While America’s national survival myth might be of the self-sufficient rugged frontiersman, Britain’s is “Blitz Spirit”. When the secret words are invoked a magic lightning bolt infuses the public with the super-powers of stoic bloody mindedness and temporary submission to the state’s Woolton pie paternalism. Keep calm. Carry on.
But maybe that’s a wartime-only deal? Every new British government has a stab at fostering peacetime patriotism, or as they usually put it “a sense of national identity”. A difficult concept to a nation that largely considers its own flag out-of-place when seen anywhere but a sporting event.
Apparently the Brown government was looking for a motto to push this forward. Something displayed on public buildings, such as the French “Liberté, égalité, fraternité”. Of course the idea tof coming up with a motto to etch into the stonework of new British post offices is stymied by the inability imagine there ever being new British post offices. Most of the publicly submitted suggestions were sarcastic at best.

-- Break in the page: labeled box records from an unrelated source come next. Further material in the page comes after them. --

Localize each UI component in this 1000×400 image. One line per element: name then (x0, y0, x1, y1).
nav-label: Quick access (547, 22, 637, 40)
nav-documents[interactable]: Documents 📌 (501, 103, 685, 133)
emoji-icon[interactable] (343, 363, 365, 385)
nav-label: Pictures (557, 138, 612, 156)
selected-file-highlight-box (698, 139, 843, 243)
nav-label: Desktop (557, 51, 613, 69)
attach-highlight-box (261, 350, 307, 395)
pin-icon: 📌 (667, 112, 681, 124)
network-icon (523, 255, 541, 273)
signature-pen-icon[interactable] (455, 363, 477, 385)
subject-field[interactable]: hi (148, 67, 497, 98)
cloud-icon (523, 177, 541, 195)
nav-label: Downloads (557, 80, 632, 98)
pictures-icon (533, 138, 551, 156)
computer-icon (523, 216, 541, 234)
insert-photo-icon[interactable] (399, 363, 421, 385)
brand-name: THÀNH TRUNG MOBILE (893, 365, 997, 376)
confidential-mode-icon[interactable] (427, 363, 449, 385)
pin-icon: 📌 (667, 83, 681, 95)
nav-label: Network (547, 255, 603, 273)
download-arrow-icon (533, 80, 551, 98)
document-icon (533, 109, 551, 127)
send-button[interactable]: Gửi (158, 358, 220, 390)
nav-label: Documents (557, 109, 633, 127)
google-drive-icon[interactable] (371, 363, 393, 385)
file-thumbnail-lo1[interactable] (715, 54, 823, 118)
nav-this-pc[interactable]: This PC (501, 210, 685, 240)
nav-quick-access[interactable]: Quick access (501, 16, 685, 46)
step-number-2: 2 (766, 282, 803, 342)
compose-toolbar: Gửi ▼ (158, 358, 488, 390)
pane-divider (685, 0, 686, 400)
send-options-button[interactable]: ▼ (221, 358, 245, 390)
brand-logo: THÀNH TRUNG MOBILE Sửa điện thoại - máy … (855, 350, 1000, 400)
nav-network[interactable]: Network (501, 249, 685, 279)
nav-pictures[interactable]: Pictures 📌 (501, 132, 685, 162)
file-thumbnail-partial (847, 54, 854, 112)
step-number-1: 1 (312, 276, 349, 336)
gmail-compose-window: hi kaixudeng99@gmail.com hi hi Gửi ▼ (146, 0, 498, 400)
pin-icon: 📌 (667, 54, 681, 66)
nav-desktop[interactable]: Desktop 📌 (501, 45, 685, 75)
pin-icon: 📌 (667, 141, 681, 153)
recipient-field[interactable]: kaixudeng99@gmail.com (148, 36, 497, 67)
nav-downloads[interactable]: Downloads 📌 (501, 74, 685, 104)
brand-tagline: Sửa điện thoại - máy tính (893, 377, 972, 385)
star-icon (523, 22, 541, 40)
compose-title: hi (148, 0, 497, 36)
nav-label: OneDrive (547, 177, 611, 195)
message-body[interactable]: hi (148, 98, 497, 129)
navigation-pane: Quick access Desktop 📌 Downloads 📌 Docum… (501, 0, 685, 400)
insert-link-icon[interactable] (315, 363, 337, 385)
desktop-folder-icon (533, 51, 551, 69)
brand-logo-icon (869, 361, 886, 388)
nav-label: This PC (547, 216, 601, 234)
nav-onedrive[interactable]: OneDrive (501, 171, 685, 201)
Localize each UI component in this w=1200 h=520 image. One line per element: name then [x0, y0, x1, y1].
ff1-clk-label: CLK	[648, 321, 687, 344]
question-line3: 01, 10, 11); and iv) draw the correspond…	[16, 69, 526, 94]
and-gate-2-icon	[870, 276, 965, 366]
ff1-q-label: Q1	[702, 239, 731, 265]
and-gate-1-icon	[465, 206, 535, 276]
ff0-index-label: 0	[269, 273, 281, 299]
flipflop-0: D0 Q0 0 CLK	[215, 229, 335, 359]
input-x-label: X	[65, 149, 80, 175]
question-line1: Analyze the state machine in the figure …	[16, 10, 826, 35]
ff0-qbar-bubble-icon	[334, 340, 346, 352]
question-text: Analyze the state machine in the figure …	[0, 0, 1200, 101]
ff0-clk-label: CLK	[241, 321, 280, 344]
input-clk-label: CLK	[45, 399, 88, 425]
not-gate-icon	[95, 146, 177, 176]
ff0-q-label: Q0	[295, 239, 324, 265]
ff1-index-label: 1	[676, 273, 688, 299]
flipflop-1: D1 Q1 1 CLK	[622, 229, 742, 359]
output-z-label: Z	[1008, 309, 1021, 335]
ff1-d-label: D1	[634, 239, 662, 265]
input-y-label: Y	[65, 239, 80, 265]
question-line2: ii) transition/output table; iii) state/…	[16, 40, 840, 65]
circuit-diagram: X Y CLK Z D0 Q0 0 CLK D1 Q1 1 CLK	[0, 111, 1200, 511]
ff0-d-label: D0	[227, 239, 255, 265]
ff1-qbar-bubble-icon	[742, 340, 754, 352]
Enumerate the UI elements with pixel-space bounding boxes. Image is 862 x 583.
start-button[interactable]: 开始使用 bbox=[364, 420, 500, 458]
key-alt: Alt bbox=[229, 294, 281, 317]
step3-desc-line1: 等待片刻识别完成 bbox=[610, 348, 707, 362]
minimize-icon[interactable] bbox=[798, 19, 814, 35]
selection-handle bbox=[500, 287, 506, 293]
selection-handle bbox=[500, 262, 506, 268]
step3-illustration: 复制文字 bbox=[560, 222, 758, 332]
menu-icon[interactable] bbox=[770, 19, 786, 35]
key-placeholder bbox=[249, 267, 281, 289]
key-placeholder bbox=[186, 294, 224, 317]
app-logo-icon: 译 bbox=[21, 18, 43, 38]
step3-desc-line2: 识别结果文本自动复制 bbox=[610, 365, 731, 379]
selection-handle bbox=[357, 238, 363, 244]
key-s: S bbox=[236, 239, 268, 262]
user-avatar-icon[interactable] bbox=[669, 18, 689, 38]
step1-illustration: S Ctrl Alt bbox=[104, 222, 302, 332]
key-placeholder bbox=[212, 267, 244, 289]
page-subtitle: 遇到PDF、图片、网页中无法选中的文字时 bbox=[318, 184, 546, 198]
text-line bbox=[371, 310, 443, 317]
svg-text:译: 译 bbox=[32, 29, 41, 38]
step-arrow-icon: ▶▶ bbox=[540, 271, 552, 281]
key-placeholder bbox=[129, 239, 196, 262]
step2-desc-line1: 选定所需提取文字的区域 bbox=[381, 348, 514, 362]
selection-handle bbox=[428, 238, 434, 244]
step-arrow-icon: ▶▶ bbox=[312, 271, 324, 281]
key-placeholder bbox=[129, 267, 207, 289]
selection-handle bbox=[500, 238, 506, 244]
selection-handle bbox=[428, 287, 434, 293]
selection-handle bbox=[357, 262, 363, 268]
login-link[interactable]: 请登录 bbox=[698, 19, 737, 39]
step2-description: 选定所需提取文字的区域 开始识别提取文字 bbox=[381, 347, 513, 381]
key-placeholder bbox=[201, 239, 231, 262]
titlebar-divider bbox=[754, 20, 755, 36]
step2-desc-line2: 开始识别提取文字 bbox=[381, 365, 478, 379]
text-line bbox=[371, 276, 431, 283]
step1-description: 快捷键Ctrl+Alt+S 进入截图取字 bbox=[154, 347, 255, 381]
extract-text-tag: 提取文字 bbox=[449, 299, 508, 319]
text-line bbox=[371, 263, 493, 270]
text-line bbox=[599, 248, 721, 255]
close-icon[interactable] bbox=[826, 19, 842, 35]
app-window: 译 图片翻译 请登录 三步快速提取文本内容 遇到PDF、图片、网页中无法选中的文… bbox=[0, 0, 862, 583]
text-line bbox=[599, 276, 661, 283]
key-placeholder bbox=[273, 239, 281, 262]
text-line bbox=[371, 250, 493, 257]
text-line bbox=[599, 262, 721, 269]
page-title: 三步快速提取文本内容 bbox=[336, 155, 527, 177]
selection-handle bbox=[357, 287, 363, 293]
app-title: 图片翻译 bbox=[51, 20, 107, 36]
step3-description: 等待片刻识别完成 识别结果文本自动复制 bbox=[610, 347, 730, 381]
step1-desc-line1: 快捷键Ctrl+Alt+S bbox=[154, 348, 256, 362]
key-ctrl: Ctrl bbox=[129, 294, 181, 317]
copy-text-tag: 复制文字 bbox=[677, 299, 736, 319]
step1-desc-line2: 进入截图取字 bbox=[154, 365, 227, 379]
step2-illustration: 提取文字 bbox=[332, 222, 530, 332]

The only suggestion I could possibly support as a summation of British values (and the Gilliam-esque absurdity of it actually being used would amuse me) would be a latin translation of “It could be worse” (“in deterius cadere potest“?).
This is why I fail at blog. I can’t just moan about my broken boiler – I have to bury it in some larger rambling context. Better perhaps to cultivate a style of the twitterish précis: “Still no hot water; mustn’t grumble.”